The CSIS report states that four constants emerged in the 24 wargames the U.S. military ran to prevent China from eventually taking control of Taiwan:

Taiwan’s ground forces must be able to deter China’s beachheads; the US must be able to use its bases in Japan for combat operations; the US must have long-range anti-ship missiles to “focus” on the PLA Navy from a distance; Fully arm Taiwan and immediately engage in any conflict with its own military.

“Taiwan does not have a ‘Ukrainian model,'” the report said, referring to how U.S. and Western aid slowly trickled into Ukraine long after Russia began invading its neighbor and no U.S. or NATO troops were actively fighting Russia.

“Once there is a war, it is impossible for any troops or supplies to go to Taiwan, so this is very different from the situation in Ukraine, where the United States and its allies are able to send supplies to Ukraine continuously,” Kansian said. “Whatever the Taiwanese are going to fight with, they have to have it at the start of the war.”

The think tank said Washington needed to act sooner if it was to meet some of the CSIS recommendations for success in the Taiwan conflict.

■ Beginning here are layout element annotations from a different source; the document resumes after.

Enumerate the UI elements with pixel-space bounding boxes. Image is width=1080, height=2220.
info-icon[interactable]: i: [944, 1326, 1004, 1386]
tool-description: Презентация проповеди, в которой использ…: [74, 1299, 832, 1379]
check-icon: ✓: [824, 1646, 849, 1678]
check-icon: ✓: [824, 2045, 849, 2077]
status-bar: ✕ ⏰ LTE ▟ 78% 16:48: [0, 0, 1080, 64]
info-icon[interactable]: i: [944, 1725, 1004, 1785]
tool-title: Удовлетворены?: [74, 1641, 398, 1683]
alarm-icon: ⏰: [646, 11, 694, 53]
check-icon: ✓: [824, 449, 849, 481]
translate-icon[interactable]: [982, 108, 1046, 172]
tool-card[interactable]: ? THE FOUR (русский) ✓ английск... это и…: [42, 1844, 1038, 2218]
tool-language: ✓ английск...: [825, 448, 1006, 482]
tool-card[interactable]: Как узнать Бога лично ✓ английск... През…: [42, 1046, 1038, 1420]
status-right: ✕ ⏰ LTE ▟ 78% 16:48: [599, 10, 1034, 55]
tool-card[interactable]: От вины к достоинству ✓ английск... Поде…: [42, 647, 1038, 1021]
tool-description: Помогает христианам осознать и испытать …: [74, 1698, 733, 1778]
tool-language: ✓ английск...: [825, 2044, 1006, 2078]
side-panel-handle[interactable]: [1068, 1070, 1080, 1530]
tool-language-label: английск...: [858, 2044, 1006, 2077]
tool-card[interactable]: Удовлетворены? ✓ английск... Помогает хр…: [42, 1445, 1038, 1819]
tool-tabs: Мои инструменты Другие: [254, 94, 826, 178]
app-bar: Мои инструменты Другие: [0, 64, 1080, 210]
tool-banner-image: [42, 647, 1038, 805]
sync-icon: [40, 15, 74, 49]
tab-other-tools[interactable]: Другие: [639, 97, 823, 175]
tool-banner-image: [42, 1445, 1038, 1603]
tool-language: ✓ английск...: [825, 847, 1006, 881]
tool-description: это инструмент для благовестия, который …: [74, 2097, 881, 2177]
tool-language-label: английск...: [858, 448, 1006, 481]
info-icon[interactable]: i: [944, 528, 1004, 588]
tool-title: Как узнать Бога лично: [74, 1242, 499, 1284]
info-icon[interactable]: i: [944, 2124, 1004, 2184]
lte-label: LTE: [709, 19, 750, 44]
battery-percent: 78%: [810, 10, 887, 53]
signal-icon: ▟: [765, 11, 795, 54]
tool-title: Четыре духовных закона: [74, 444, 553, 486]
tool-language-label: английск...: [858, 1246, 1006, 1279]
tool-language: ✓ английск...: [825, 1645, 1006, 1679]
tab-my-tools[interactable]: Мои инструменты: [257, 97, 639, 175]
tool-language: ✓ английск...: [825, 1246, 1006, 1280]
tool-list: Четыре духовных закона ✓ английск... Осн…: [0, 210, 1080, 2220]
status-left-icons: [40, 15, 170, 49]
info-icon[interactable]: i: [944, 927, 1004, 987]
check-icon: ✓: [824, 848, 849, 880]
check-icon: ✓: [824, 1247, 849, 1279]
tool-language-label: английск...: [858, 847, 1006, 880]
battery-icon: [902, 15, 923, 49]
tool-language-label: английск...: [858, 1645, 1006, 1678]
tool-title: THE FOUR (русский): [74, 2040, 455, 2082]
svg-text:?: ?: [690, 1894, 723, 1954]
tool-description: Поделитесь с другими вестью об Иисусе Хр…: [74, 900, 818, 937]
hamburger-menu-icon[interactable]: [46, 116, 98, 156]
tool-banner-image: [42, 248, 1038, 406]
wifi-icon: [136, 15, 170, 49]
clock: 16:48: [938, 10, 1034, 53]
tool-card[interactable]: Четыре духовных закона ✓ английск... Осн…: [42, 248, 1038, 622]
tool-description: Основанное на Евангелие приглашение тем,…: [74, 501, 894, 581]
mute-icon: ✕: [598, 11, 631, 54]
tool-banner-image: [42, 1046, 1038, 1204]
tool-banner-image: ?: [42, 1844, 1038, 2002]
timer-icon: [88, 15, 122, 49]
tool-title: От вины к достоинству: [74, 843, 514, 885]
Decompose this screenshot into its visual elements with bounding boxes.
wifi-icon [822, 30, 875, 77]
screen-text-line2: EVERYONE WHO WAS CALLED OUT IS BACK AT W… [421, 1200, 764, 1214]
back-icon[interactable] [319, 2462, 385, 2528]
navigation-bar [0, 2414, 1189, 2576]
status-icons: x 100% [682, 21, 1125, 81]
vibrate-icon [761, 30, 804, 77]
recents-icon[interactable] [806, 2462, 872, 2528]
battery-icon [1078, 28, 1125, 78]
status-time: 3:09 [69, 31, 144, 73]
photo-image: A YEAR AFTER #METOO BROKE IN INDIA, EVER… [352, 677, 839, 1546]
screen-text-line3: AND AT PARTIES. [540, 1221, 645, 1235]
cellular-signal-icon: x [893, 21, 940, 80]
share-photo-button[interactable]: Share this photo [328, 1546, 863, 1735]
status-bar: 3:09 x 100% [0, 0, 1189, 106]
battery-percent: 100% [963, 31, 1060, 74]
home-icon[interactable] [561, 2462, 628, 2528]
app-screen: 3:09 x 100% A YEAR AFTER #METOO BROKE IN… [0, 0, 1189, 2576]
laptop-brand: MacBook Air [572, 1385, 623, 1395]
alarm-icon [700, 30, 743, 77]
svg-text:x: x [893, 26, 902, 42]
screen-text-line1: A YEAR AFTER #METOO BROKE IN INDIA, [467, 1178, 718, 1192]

These include strengthening U.S. bases in Japan and Guam to defend against Chinese missile attacks; shifting its navy to smaller, more survivable ships; prioritizing submarines; prioritizing a sustainable bomber force over a fighter force; but producing cheaper fighter jets; and pushing Taiwan to adopt a similar strategy, arming itself with simpler weapons platforms rather than expensive ships that are less likely to survive a first Chinese strike.

The CSIS report said these policies would make it less expensive for U.S. forces to win, but casualties remained high.

“The U.S. will likely win a costly victory and suffer more in the long run than the ‘defeated’ Chinese.”

“Winning isn’t everything,” the report said.